Женщины действительно были в восторге; все три гостьи щебетали без умолка, как канарейки в клетке, столь же разряженные и украшенные. Разговор шел ни о чем. Сообщали, что кому приснилось, какие слухи ходят о ком из отсутствующих, какая будет погода этой зимой и куда лучше уехать отдохнуть. Чей супруг что подарил или обещал подарить… Кто чем объелся…
У Михримах голова заболела уже после первых десяти минут. Попыталась перевести разговор на благотворительность, услышала только заявления, что она необходима, и предложение внести деньги для раздачи милостыни во время Рамадана или на новые скамьи для мужчин в одной из мечетей.
Но разговор тут же вернулся к простому щебетанию. О пустом болталось явно легче.
Отговорившись головной болью, Михримах поспешила покинуть шумный дом и отправилась к матери.
У Роксоланы все иное, как везде в султанских покоях, тихо, словно никого нет. Неподвижные, словно деревянные (она слышала о таких даже каменных!) фигуры дильсизов вдоль стен, бесшумно передвигающиеся в мягких чувяках евнухи, тихие и незаметные, словно бесплотные, несмотря на яркую одежду, служанки, двери, которые никогда не скрипят…
В кабинете тоже разговор вполголоса, если плохо слышишь, останешься в неведении.
Попыталась прислушаться, вникнуть, но быстро заскучала. Султанша обсуждала с новым архитектором Синаном какие-то особенности планировки больницы в Эдирне. В углу переписчица скрипела каламом… И ветерок чуть колыхал легкую занавеску. Все! Остальное бесшумное, неподвижное, застывшее.
Но Михримах пересилила себя, прислушалась, пытаясь разобраться, что к чему в этих линиях и картинках. Поняла, но только не поняла, зачем это матери. Синан строит, он знает как; к чему вмешиваться?
В кабинет пришел главный евнух Аббас-ага, попросил султаншу посмотреть работы девушек-белошвеек, отобрать для дворца и посоветовать, что вышивать, а что нет.

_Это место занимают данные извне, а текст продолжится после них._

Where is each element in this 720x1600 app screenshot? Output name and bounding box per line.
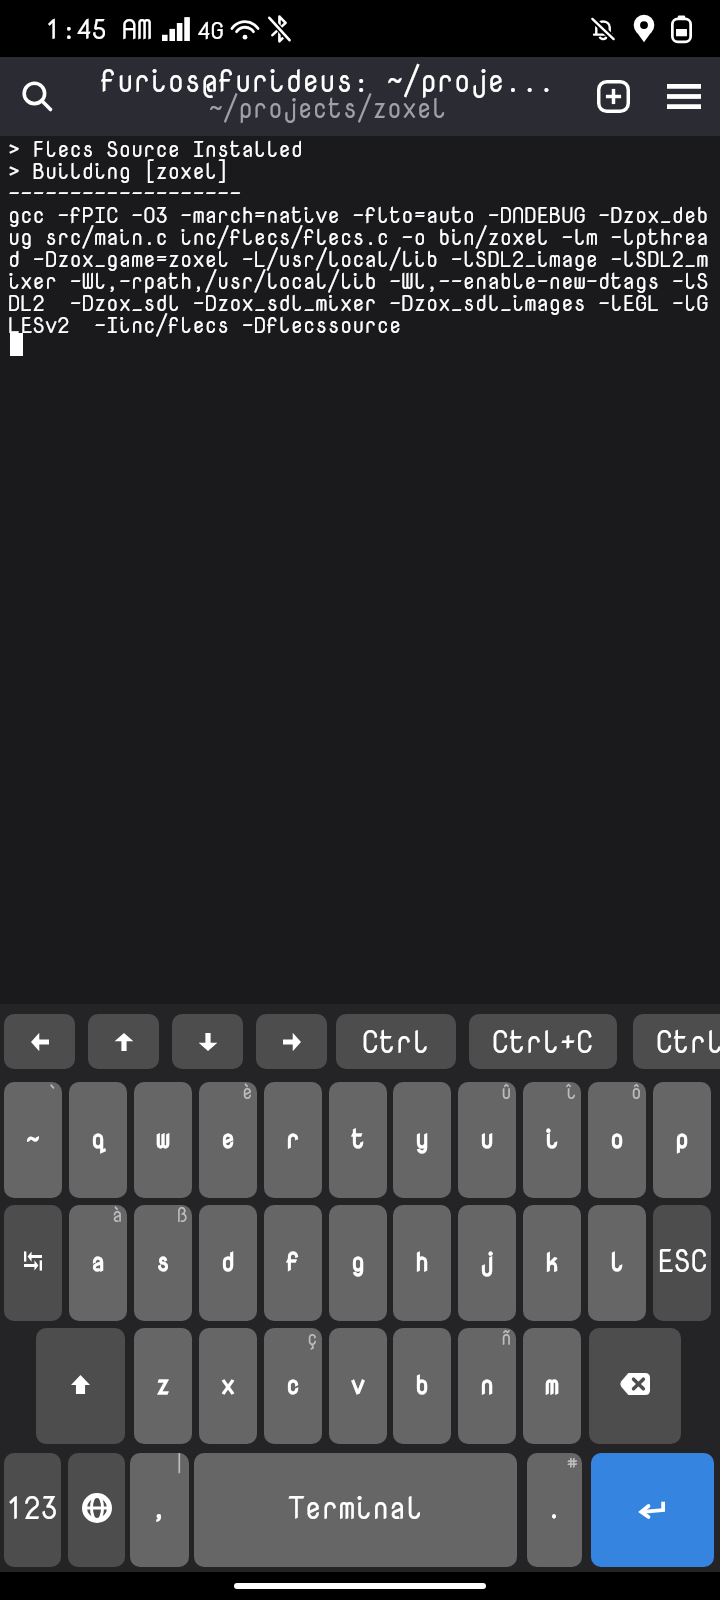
button[interactable]: û <box>458 1082 516 1198</box>
staticText: q <box>91 1121 106 1156</box>
staticText: ~/projects/zoxel <box>208 89 447 126</box>
staticText: 1:45 AM <box>46 10 153 48</box>
staticText: c <box>286 1367 301 1402</box>
staticText: y <box>415 1121 430 1156</box>
staticText: h <box>415 1244 430 1279</box>
button[interactable]: k <box>523 1205 581 1321</box>
staticText: furios@furideus: ~/proje... <box>100 60 555 102</box>
staticText: î <box>566 1082 577 1104</box>
staticText: o <box>610 1121 625 1156</box>
button[interactable]: m <box>523 1328 581 1444</box>
button[interactable]: à <box>69 1205 127 1321</box>
staticText: j <box>480 1244 495 1279</box>
staticText: | <box>174 1453 185 1475</box>
button[interactable]: left <box>4 1014 75 1069</box>
button[interactable]: f <box>264 1205 322 1321</box>
staticText: d <box>221 1244 236 1279</box>
staticText: ß <box>177 1205 188 1227</box>
staticText: i <box>545 1121 560 1156</box>
button[interactable]: b <box>393 1328 451 1444</box>
staticText: s <box>156 1244 171 1279</box>
button[interactable]: q <box>69 1082 127 1198</box>
staticText: Terminal <box>288 1487 423 1529</box>
staticText: ç <box>307 1328 318 1350</box>
button[interactable]: t <box>329 1082 387 1198</box>
staticText: Ctrl+V <box>656 1021 720 1063</box>
staticText: , <box>152 1491 167 1526</box>
button[interactable]: v <box>329 1328 387 1444</box>
staticText: z <box>156 1367 171 1402</box>
button[interactable]: shift <box>36 1328 125 1444</box>
button[interactable]: New tab <box>579 57 648 136</box>
button[interactable]: down <box>172 1014 243 1069</box>
button[interactable]: d <box>199 1205 257 1321</box>
button[interactable]: ß <box>134 1205 192 1321</box>
staticText: k <box>545 1244 560 1279</box>
staticText: v <box>351 1367 366 1402</box>
staticText: t <box>351 1121 366 1156</box>
staticText: Ctrl+C <box>492 1021 594 1063</box>
staticText: a <box>91 1244 106 1279</box>
button[interactable]: w <box>134 1082 192 1198</box>
staticText: # <box>567 1453 578 1475</box>
button[interactable]: 123 <box>4 1453 61 1567</box>
button[interactable]: Menu <box>648 57 720 136</box>
button[interactable]: Ctrl+C <box>469 1014 617 1069</box>
button[interactable]: l <box>588 1205 646 1321</box>
button[interactable]: # <box>527 1453 582 1567</box>
staticText: à <box>112 1205 123 1227</box>
staticText: 4G <box>197 13 224 46</box>
button[interactable]: Ctrl <box>336 1014 456 1069</box>
button[interactable]: right <box>256 1014 327 1069</box>
staticText: ~ <box>26 1121 41 1156</box>
button[interactable]: h <box>393 1205 451 1321</box>
button[interactable]: Ctrl+V <box>633 1014 720 1069</box>
button[interactable]: Search <box>0 57 74 136</box>
staticText: > Flecs Source Installed > Building [zox… <box>8 133 709 340</box>
button[interactable]: j <box>458 1205 516 1321</box>
staticText: Ctrl <box>362 1021 430 1063</box>
button[interactable]: up <box>88 1014 159 1069</box>
staticText: ` <box>47 1082 58 1104</box>
button[interactable]: globe <box>68 1453 125 1567</box>
button[interactable]: g <box>329 1205 387 1321</box>
staticText: b <box>415 1367 430 1402</box>
staticText: w <box>156 1121 171 1156</box>
button[interactable]: bksp <box>589 1328 681 1444</box>
staticText: è <box>242 1082 253 1104</box>
button[interactable]: ç <box>264 1328 322 1444</box>
staticText: u <box>480 1121 495 1156</box>
button[interactable]: î <box>523 1082 581 1198</box>
staticText: p <box>675 1121 690 1156</box>
staticText: l <box>610 1244 625 1279</box>
staticText: n <box>480 1367 495 1402</box>
button[interactable]: | <box>130 1453 189 1567</box>
button[interactable]: tab <box>4 1205 62 1321</box>
button[interactable]: z <box>134 1328 192 1444</box>
staticText: x <box>221 1367 236 1402</box>
staticText: û <box>501 1082 512 1104</box>
button[interactable]: ô <box>588 1082 646 1198</box>
button[interactable]: x <box>199 1328 257 1444</box>
staticText: . <box>547 1491 562 1526</box>
button[interactable]: è <box>199 1082 257 1198</box>
button[interactable]: furios@furideus: ~/proje... <box>72 57 582 136</box>
staticText: ESC <box>657 1240 708 1282</box>
staticText: f <box>286 1244 301 1279</box>
button[interactable]: p <box>653 1082 711 1198</box>
button[interactable]: Terminal <box>194 1453 517 1567</box>
button[interactable]: ` <box>4 1082 62 1198</box>
staticText: g <box>351 1244 366 1279</box>
button[interactable]: r <box>264 1082 322 1198</box>
staticText: 123 <box>7 1487 58 1529</box>
button[interactable]: enter <box>591 1453 714 1567</box>
button[interactable]: y <box>393 1082 451 1198</box>
staticText: e <box>221 1121 236 1156</box>
button[interactable]: ESC <box>653 1205 711 1321</box>
staticText: m <box>545 1367 560 1402</box>
staticText: ô <box>631 1082 642 1104</box>
staticText: ñ <box>501 1328 512 1350</box>
staticText: r <box>286 1121 301 1156</box>
button[interactable]: ñ <box>458 1328 516 1444</box>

– А Иннам-калфа не может этого сделать?
– Она больна третий день, султанша.
– Хорошо, я посмотрю, только освобожусь, – вздохнула Роксолана и вдруг попросила: – Михримах, посмотри ты.
Принцесса согласилась и больше часа с увлечением отбирала готовые вышивки, разглядывала рисунки для будущих, давала советы.
– Султанша, может, вы бы могли помогать советом, пока калфа болеет? И в другое время тоже, у вас прекрасный вкус, сразу посоветовали, что с чем сочетается.
Несмотря на приятную лесть, хотелось возмутиться: вот еще, она будет выполнять обязанности калфы! Может еще и пол мести или хаммам топить?
Но вспомнила, что сегодня пытается вести праведную жизнь, согласно кивнула:
– Только не каждый день. У меня много других дел.